So here's an example or a picture of a possible probability density function. What does that density function kind of convey intuitively? Well, that these x's are relatively less likely to occur. Those x's are somewhat more likely to occur because the density is higher.

Now, for a more formal definition, we're going to say that a random variable X is said to be continuous if it can be described by a density function in the following sense. We have a density function. And we calculate probabilities of falling inside an interval by finding the area under the curve that sits on top of that interval.

So that's sort of the defining relation for continuous random variables. It's an implicit definition. And it tells us a random variable is continuous if we can calculate probabilities this way. So the probability of falling in this interval is the area under this curve. Mathematically, it's the integral of the density over this particular interval. If the density happens to be constant over that interval, the area under the curve would be the length of the interval times the height of the density, which sort of makes sense.

Now, because the density is not constant but it kind of moves around, what you need is to write down an integral. Now, this formula is very much analogous to what you would do for discrete random variables. For a discrete random variable, how do you calculate this probability?

You look at all x's in this interval. And you add the probability mass function over that range. So just for comparison, this would be the formula for the discrete case-- the sum over all x's in the interval from a to b over the probability mass function. And there is a syntactic analogy that's happening here and which will be a persistent theme when we deal with continuous random variables.

Sums get replaced by integrals. In the discrete case, you add. In the continuous case, you integrate. Mass functions get replaced by density functions. So you can take pretty much any formula from the discrete case and translate it to a continuous analog of that formula, as we're going to see.

OK. So let's take this now as our model. What is the probability that the random variable takes a specific value if we have a continuous random variable? Well, this would be the case. It's a case of a trivial interval, where the two end points coincide. So it would be the integral from a to itself. So you're integrating just over a single point.

Now, when you integrate over a single point, the integral is just 0. The area under the curve, if you're only looking at a single point, it's 0. So big property of continuous random variables is that any individual point has 0 probability.

In particular, when you look at the value of the density, the density does not tell you the probability of that point. The point itself has 0 probability. So the density tells you something a little different. We are going to see shortly what that is.

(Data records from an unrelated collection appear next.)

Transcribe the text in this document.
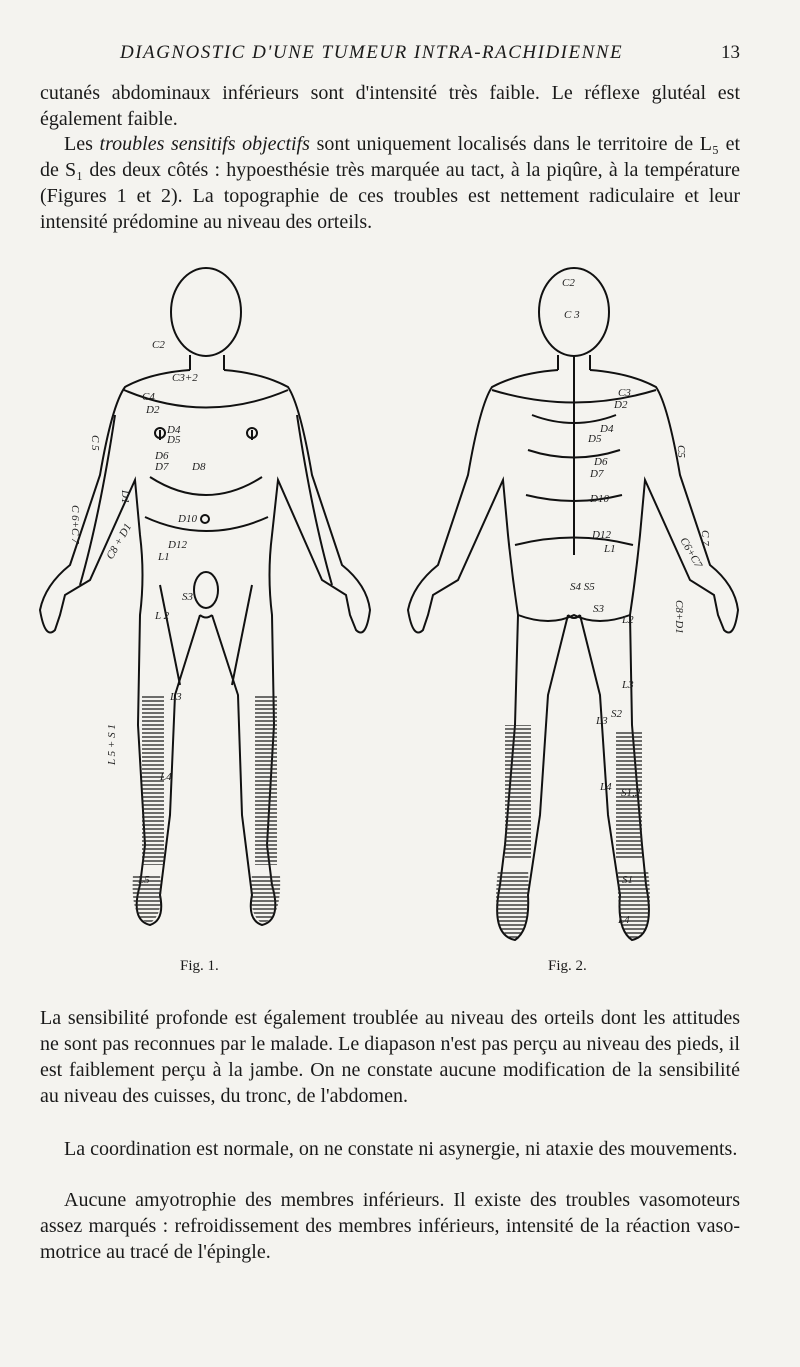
DIAGNOSTIC D'UNE TUMEUR INTRA-RACHIDIENNE	13

cutanés abdominaux inférieurs sont d'intensité très faible. Le réflexe glutéal est également faible.

Les troubles sensitifs objectifs sont uniquement localisés dans le territoire de L₅ et de S₁ des deux côtés : hypoesthésie très marquée au tact, à la piqûre, à la température (Figures 1 et 2). La topographie de ces troubles est nettement radiculaire et leur intensité prédomine au niveau des orteils.

C2
C3+2
C4
D2
D4
D5
D6
D7 D8
D10
D12
L1
L 2
S3
L3
L4
L5
C 5
D1
C 6+C 7 C8 + D1
L 5 + S 1
C2
C 3
C3
D2
D4
D5
D6
D7
D10
D12
L1
S4 S5
S3
L2
L3
L3
S2
L4 S1,2
S1
L4
C5
C 7
C6+C7
C8+D1
Fig. 1.	Fig. 2.

La sensibilité profonde est également troublée au niveau des orteils dont les attitudes ne sont pas reconnues par le malade. Le diapason n'est pas perçu au niveau des pieds, il est faiblement perçu à la jambe. On ne constate aucune modification de la sensibilité au niveau des cuisses, du tronc, de l'abdomen.

La coordination est normale, on ne constate ni asynergie, ni ataxie des mouvements.

Aucune amyotrophie des membres inférieurs. Il existe des troubles vasomoteurs assez marqués : refroidissement des membres inférieurs, intensité de la réaction vaso-motrice au tracé de l'épingle.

Before we get there, can the density be an arbitrary function? Almost, but not quite. There are two things that we want. First, since densities are used to calculate probabilities, and since probabilities must be non-negative, the density should also be non-negative. Otherwise you would be getting negative probabilities, which is not a good thing. So that's a basic property that any density function should obey.

The second property that we need is that the overall probability of the entire real line should be equal to 1. So if you ask me, what is the probability that x falls between minus infinity and plus infinity, well, we are sure that x is going to fall in that range. So the probability of that event should be 1. So the probability of being between minus infinity and plus infinity should be 1, which means that the integral from minus infinity to plus infinity should be 1. So that just tells us that there's 1 unit of total probability that's being spread over our space.

Now, what's the best way to think intuitively about what the density function does? The interpretation that I find most natural and easy to convey the meaning of a density is to look at probabilities of small intervals. So let us take an x somewhere here and then x plus delta just next to it. So delta is a small number.

And let's look at the probability of the event that we get a value in that range. For continuous random variables, the way we find the probability of falling in that range is by integrating the density over that range. So we're drawing this picture. And we want to take the area under this curve.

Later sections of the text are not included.